The United States and Canada share similar asylum adjudication processes rooted in international treaties. As contracting parties, each country should adhere to international legal standards in a united effort to protect bona fide refugees seeking asylum. This Comment explores the American approach to gender-based asylum claims, comparing it to Canada’s, particularly when the claimant has been the victim of domestic violence. Because Canada conforms more closely to international criteria, it arguably provides more extensive relief to gender-based asylum claimants. To examine the extent of the differences between these two nations’ approaches, this Comment will address a new treaty between the two countries—called the Safe Third Country Agreement—because enforcement of this agreement could create new struggles for gender-based asylum-seekers in the United States. Finally, this Comment will urge the United States to take action in conformity with its duty to uphold international human rights standards for women.

Needed, Private Attorneys General: Empowering Consumers
to Reform the Household Goods Moving Industry

Joseph L. Franco

This Comment discusses how consumers are inadequately protected against the unscrupulous practices of an increasing number of household goods moving companies. It briefly reviews the historical reasons for today’s problems, discusses the need to improve upon recent government efforts to increase consumer protection, and proposes a consumer private right of action modeled upon federal RICO and state DTPA statutes.

Competency, Consent, and Electroconvulsive Therapy:
A Mentally Ill Prisoner’s Right to Refuse Invasive Medical
Treatment in Oregon’s Criminal Justice System

Elizabeth R. Newell

Psychiatrists in Oregon are overriding competent refusals of electroconvulsive therapy (ECT) by mentally ill prisoners and patients in state facilities.
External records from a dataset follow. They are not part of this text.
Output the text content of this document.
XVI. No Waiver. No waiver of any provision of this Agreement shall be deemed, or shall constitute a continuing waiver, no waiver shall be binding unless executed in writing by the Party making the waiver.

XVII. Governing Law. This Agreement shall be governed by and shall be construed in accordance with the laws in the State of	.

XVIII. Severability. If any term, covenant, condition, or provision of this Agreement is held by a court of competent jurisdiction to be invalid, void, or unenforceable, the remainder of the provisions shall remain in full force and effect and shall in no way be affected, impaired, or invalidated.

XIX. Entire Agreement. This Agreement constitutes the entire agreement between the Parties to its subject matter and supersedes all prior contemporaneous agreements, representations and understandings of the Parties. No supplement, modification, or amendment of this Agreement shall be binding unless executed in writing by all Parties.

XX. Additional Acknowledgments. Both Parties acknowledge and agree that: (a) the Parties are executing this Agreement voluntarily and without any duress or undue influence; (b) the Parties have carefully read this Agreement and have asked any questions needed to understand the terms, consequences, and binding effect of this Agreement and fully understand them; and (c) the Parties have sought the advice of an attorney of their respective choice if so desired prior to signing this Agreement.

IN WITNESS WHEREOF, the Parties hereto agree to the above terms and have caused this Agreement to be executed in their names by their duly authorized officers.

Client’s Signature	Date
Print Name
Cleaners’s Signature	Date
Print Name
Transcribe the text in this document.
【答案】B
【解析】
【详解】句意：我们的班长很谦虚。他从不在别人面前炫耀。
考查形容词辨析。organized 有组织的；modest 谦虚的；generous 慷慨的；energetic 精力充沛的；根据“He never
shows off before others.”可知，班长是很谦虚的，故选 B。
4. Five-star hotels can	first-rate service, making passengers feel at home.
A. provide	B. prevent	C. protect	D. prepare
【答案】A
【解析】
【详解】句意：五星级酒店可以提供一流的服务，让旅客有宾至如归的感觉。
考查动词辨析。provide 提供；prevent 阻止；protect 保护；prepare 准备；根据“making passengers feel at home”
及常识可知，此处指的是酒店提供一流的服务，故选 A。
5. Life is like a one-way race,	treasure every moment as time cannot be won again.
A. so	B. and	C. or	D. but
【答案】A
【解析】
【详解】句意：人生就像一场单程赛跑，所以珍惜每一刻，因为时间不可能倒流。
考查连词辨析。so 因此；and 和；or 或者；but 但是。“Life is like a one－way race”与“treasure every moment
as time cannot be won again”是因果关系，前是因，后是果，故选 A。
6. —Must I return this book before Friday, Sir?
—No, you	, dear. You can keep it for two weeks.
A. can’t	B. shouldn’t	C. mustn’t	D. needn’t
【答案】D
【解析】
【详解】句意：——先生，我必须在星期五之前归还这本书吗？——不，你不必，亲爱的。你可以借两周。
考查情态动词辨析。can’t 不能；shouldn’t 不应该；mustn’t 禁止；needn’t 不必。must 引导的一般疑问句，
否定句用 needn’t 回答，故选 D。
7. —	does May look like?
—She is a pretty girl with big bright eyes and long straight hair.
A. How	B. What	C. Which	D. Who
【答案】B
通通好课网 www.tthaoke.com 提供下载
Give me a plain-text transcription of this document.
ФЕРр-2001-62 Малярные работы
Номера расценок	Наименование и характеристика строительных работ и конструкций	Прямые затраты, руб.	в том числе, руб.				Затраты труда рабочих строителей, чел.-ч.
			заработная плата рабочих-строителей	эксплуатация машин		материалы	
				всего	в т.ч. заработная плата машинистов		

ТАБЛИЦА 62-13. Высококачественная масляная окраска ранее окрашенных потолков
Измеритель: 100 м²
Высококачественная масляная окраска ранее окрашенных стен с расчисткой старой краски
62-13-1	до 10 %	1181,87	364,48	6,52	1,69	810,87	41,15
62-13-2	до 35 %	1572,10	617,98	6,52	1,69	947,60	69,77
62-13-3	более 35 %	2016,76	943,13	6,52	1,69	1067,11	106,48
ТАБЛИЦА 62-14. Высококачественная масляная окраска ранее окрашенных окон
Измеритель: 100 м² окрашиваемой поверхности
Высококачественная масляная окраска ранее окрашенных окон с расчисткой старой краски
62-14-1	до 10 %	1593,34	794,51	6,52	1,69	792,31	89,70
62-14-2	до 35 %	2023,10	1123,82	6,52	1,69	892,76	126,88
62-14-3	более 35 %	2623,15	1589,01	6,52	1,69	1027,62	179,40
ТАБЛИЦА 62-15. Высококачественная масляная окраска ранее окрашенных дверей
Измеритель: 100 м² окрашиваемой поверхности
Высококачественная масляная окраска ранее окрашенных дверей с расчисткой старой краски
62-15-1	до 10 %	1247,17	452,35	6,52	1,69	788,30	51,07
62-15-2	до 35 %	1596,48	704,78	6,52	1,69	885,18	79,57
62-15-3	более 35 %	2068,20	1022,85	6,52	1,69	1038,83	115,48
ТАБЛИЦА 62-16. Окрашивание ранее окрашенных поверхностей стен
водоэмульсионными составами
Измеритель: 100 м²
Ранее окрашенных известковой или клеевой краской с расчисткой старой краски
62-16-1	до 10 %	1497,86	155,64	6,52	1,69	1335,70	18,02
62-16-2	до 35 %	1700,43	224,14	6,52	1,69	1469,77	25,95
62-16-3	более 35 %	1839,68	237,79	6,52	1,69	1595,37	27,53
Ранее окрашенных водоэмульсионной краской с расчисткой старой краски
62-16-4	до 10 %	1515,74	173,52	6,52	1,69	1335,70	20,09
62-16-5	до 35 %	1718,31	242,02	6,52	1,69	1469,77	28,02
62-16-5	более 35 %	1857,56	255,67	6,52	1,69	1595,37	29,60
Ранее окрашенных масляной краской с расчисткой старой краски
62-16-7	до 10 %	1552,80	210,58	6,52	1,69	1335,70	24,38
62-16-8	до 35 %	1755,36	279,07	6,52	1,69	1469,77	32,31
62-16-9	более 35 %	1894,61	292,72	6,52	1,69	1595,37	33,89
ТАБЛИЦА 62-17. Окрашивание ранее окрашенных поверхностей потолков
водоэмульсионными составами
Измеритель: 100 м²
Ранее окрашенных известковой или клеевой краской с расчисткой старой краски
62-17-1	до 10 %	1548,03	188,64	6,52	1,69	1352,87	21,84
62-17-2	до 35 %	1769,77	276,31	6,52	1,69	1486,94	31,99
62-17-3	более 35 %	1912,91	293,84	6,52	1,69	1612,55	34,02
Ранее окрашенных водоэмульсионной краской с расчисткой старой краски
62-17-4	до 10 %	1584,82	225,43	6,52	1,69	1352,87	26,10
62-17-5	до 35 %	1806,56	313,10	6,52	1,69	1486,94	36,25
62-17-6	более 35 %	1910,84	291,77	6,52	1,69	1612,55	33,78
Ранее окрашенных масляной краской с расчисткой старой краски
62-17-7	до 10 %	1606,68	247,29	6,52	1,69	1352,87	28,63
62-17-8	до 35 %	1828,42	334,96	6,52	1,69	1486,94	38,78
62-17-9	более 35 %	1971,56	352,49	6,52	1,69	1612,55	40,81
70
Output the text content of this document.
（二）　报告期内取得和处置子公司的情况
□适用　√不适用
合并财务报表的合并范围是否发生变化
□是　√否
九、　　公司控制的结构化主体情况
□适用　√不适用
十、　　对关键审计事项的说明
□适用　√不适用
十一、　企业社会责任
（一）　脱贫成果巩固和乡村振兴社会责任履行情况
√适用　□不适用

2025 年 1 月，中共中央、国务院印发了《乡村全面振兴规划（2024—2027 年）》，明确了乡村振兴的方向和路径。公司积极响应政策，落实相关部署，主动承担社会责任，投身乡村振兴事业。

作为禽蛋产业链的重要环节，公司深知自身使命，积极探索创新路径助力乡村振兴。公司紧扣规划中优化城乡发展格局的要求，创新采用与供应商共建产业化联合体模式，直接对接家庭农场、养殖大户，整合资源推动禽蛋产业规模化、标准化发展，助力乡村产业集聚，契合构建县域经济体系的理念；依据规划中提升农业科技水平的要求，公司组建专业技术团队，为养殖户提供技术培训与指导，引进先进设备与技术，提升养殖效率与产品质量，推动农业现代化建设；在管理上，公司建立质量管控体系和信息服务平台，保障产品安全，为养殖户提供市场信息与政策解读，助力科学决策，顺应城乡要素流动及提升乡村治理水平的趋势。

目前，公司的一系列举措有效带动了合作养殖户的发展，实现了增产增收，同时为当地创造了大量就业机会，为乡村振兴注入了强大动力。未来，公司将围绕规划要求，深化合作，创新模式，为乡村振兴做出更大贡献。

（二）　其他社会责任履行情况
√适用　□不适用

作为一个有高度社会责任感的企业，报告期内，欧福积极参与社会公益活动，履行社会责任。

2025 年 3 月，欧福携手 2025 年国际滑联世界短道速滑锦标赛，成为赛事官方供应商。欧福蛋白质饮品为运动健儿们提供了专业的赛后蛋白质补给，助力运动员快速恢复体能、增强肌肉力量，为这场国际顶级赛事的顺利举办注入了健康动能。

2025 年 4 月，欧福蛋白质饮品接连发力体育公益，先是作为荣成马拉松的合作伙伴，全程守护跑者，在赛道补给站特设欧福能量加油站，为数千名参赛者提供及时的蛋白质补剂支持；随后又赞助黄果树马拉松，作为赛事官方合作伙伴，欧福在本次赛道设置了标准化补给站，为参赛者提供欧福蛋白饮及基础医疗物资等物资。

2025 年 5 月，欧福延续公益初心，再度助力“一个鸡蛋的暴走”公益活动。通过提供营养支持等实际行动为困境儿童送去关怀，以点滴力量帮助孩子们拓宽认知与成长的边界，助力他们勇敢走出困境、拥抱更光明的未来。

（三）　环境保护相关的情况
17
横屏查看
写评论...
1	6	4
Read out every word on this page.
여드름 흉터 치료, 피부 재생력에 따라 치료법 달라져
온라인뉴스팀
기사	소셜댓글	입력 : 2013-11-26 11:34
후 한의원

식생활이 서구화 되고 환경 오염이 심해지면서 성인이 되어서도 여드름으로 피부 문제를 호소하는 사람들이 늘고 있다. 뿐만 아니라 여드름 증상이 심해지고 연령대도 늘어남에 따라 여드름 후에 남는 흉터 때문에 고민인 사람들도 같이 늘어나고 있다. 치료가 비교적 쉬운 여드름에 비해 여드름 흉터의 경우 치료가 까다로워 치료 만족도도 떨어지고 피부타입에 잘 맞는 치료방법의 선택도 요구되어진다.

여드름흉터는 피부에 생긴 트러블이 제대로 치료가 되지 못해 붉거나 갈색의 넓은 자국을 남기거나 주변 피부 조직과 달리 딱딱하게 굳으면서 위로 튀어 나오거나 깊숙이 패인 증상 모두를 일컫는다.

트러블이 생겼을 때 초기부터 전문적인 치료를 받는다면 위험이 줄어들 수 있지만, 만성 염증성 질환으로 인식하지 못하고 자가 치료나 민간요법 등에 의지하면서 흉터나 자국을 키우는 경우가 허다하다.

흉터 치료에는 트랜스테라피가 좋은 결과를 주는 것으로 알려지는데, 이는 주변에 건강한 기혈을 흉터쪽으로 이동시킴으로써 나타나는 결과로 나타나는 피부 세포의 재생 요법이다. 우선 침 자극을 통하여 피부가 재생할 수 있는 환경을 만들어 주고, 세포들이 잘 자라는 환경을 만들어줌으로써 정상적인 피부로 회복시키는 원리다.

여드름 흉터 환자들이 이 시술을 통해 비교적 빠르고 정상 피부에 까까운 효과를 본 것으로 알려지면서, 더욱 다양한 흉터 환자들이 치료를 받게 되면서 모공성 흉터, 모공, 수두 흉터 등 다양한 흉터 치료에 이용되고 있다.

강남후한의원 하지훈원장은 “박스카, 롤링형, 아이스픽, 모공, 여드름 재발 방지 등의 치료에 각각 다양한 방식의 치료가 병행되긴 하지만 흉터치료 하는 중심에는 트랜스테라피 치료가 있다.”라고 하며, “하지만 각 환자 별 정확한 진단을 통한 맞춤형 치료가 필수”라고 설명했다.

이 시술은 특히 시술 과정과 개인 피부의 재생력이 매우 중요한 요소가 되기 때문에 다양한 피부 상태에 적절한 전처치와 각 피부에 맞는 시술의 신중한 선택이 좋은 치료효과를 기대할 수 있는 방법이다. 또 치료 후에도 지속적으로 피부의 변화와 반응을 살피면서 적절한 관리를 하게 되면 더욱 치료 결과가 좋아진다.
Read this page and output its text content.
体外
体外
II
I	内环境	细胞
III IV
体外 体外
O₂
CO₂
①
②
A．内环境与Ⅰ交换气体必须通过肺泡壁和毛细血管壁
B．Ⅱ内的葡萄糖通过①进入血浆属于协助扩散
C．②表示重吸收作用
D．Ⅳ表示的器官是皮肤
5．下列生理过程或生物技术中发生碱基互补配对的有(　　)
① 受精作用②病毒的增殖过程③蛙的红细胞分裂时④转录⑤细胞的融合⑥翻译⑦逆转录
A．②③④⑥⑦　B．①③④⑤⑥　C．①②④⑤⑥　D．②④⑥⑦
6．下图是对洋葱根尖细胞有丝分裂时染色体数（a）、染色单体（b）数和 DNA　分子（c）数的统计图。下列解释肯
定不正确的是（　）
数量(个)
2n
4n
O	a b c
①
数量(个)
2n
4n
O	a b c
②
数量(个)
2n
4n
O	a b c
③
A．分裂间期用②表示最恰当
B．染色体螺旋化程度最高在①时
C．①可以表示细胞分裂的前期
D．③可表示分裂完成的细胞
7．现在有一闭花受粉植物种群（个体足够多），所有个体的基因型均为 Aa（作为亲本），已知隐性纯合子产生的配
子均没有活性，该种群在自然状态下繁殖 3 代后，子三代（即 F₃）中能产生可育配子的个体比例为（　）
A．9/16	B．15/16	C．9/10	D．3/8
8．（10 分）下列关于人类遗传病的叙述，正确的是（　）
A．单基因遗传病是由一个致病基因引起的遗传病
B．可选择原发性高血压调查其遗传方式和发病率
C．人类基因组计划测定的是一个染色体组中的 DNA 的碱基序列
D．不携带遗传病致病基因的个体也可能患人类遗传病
The United States Supreme Court has found that both prisoners and pretrial detainees have a significant liberty interest in being free from unwanted antipsychotic medication. A similar right to refuse ECT exists under the Due Process clause of the Fourteenth Amendment. Due process requires an adjudication of incompetence before treatment is forced. In addition, courts should make a substituted judgment for the prisoner or patient as to whether ECT is the appropriate medical treatment.